Un’ulteriore analisi dello studio ha evidenziato che la riduzione del sodio al di sotto di 1500 mg die abbassava la P.A. in misura maggiore negli individui anziani rispetto ai giovani. La pressione sistolica diminuiva di 8,1 mm hg nel range di età 55-76 anni rispetto a una riduzione di 4,8 mm hg nel range 23-41 anni
Nei soggetti non ipertesi la pressione diminuiva di 7mm hg per un’età maggiore di 45 anni rispetto a 3,7 mm hg al di sotto dei 45 anni
Per concludere: ridurre il sale previene gli eventi cardiovascolari?
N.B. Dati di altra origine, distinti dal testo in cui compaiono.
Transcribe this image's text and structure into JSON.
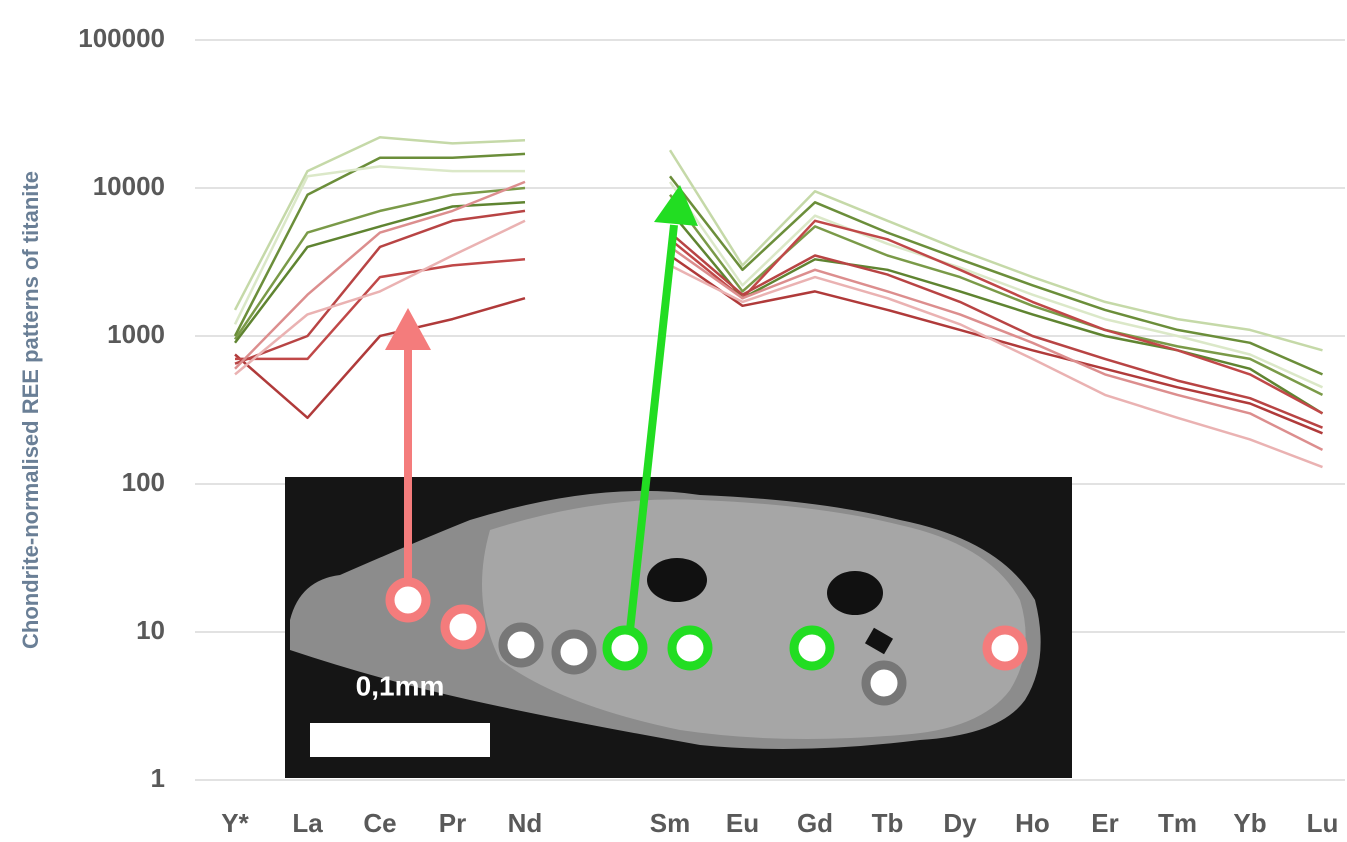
{
  "chart_data": {
    "type": "line",
    "log_scale": true,
    "grid": true,
    "y_label": "Chondrite-normalised REE patterns of titanite",
    "annotation": "0,1mm",
    "categories": [
      "Y*",
      "La",
      "Ce",
      "Pr",
      "Nd",
      null,
      "Sm",
      "Eu",
      "Gd",
      "Tb",
      "Dy",
      "Ho",
      "Er",
      "Tm",
      "Yb",
      "Lu"
    ],
    "ylim": [
      1,
      100000
    ],
    "yticks": [
      1,
      10,
      100,
      1000,
      10000,
      100000
    ],
    "series": [
      {
        "color": "#c5d9a8",
        "values": [
          1500,
          13000,
          22000,
          20000,
          21000,
          null,
          18000,
          3000,
          9500,
          6000,
          3800,
          2500,
          1700,
          1300,
          1100,
          800
        ]
      },
      {
        "color": "#6b8e3a",
        "values": [
          1000,
          9000,
          16000,
          16000,
          17000,
          null,
          12000,
          2800,
          8000,
          5000,
          3300,
          2200,
          1500,
          1100,
          900,
          550
        ]
      },
      {
        "color": "#7a9a48",
        "values": [
          950,
          5000,
          7000,
          9000,
          10000,
          null,
          9000,
          2000,
          5500,
          3500,
          2500,
          1600,
          1100,
          850,
          700,
          400
        ]
      },
      {
        "color": "#dbe8c8",
        "values": [
          1200,
          12000,
          14000,
          13000,
          13000,
          null,
          11000,
          2200,
          6500,
          4200,
          2900,
          1900,
          1300,
          1000,
          750,
          450
        ]
      },
      {
        "color": "#5f8431",
        "values": [
          900,
          4000,
          5500,
          7500,
          8000,
          null,
          7000,
          1800,
          3300,
          2800,
          2000,
          1400,
          1000,
          800,
          600,
          300
        ]
      },
      {
        "color": "#b03a3a",
        "values": [
          750,
          280,
          1000,
          1300,
          1800,
          null,
          3500,
          1600,
          2000,
          1500,
          1100,
          800,
          600,
          450,
          350,
          220
        ]
      },
      {
        "color": "#c04848",
        "values": [
          700,
          700,
          2500,
          3000,
          3300,
          null,
          4500,
          1800,
          6000,
          4500,
          2800,
          1700,
          1100,
          800,
          550,
          300
        ]
      },
      {
        "color": "#b84444",
        "values": [
          650,
          1000,
          4000,
          6000,
          7000,
          null,
          5000,
          1900,
          3500,
          2600,
          1700,
          1000,
          700,
          500,
          380,
          240
        ]
      },
      {
        "color": "#eab2b2",
        "values": [
          550,
          1400,
          2000,
          3500,
          6000,
          null,
          3000,
          1700,
          2500,
          1800,
          1200,
          700,
          400,
          280,
          200,
          130
        ]
      },
      {
        "color": "#dc8e8e",
        "values": [
          600,
          1900,
          5000,
          7000,
          11000,
          null,
          4000,
          1800,
          2800,
          2000,
          1400,
          900,
          550,
          400,
          300,
          170
        ]
      }
    ]
  }
}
Al momento non disponiamo di studi randomizzati controllati che valutano gli effetti di una riduzione del sale a lungo termine sulla morbilità e la mortalità per malattie cardiovascolari, tuttavia esistono evidenze indirette provenienti da studi prospettici e da lavori di metanalisi, tra queste citiamo quella apparsa su British Medical Journal di Cazzullo e coll. che ha esaminato 13 studi pubblicati tra il 1996e il 2008 per un totale di oltre 177 mila partecipanti e 11 mila eventi cardiovascolari registrati.
L’analisi ha evidenziato che un elevato consumo di sale si associava in modo dose-dipendente ad un aumento significativo del rischio di ictus e di eventi cardiovascolari.
Una riduzione del sale di 5 g/die si associava a una diminuzione del 23% dell’incidenza di ictus e del 17%dell’incidenza di malattie cardiovascolari.
Sulla base di questi dati gli autori hanno ipotizzato che ogni anno una riduzione del sale di 5 g/die estesa a tutta la popolazione potrebbe risparmiare circa 1 milione e 250 mila morti per ictus e circa 3 milioni per malattie cardiovascolari nel mondo.